LPS is an essential hallmark of the OM in the majority of Gram-negative bacteria species. The reason why this complex glycolipid is essential for these bacteria is object of a long-standing debate, as certain genera of Gram-negatives do not require LPS to assemble a functional OM and to survive [107,108]. What is clear is that the asymmetry of the OM, ensured by the presence of LPS in its outer leaflet, is fundamental for the barrier proprieties of the OM that contribute to the generalized resistance of Gram-negative bacteria to several antibiotics and allow Enterobacteria to colonize the gut, where high concentration of detergent-like molecules as bile salts need to be tolerated [12]. LPS is a potent activator of the innate immune response and an important virulence factor, making its maturation and assembly at the OM a problem of high biological relevance.
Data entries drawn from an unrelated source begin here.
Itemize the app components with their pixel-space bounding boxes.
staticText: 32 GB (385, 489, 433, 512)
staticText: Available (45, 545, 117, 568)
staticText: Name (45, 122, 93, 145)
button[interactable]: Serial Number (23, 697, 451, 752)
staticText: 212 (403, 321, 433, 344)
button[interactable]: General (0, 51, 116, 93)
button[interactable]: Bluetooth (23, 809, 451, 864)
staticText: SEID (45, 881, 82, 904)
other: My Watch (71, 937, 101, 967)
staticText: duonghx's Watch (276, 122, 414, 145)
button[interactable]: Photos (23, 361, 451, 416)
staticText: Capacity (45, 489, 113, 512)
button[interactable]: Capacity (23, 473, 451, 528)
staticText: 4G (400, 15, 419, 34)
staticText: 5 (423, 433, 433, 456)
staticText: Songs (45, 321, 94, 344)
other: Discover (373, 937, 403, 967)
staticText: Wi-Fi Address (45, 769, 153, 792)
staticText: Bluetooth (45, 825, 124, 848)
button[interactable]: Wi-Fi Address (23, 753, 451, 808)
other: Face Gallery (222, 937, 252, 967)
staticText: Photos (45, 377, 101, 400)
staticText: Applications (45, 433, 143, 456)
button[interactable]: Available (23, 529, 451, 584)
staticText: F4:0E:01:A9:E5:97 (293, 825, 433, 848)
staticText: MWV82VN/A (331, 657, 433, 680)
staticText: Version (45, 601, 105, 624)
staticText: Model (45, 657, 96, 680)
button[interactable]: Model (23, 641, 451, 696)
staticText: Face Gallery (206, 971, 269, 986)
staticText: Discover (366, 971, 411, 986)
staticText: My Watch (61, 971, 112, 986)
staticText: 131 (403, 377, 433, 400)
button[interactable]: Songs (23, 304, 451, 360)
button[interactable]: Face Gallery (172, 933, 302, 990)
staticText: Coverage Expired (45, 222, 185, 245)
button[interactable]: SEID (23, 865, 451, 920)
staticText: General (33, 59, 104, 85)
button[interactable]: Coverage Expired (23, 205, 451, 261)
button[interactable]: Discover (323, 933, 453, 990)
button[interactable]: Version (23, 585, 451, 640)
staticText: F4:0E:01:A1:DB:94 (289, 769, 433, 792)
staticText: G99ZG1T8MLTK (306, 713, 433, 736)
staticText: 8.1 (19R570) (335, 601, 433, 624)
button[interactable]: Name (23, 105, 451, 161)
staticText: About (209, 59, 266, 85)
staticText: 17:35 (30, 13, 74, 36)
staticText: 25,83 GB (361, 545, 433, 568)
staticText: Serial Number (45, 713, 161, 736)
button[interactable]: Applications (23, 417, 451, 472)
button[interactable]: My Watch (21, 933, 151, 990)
The work of the past 10 years has allowed the discovery of the transenvelope protein machinery that transports the amphipathic LPS molecules across the periplasm at the expense of ATP hydrolysis. Remarkably, the assembly of this machine is finely regulated to ensure correct and co-ordinated OM synthesis. However, several questions remain to be solved. For instance, it is not clear whether the transenvelope structure is always present in the cell or if it is only transiently built and, in this case, whether the presence of LPS in the outer leaflet of the IM is the signal that triggers bridges formation. Moreover, while the interaction between the OM translocon and LptA has been characterized in detail, the assembly of the IM LptBFGC sub-complex and its interaction with LptA is not fully understood. Additional unsolved problem are the number and arrangements of LptA molecules in the transenvelope bridge, as well as the mechanism of LPS insertion in the OM by LptDE. Finally, the studies on LPS export have been performed using E. coli K12 strains, that produce a rough-type LPS [43,44], but it is conceivable that in naturally occurring strains the addition of the O-antigen moiety to the core-lipid A would generate a considerable steric hindrance. Is some other unknown protein/protein complex involved to the transport of such bulky molecules within the periplasm? Interestingly, it has been suggested that under specific growth conditions the macrolide transporter MacAB-TolC [109] might be involved in LPS transport to the cell surface, as MacA has been shown to contain two LPS binding sites that are essential for the functionality of the transporter in drug resistance in vivo and for ATPase activity stimulation in vitro [110]. It would be interesting to investigate whether this or other apparently non-related transporters might in turn become essential for growth in strains producing a smooth-type LPS.

It is clear that we are still far from drawing the complete picture of the molecular mechanisms of LPS transport within bacterial envelope and further studies exploiting innovative strategies are, thus, required.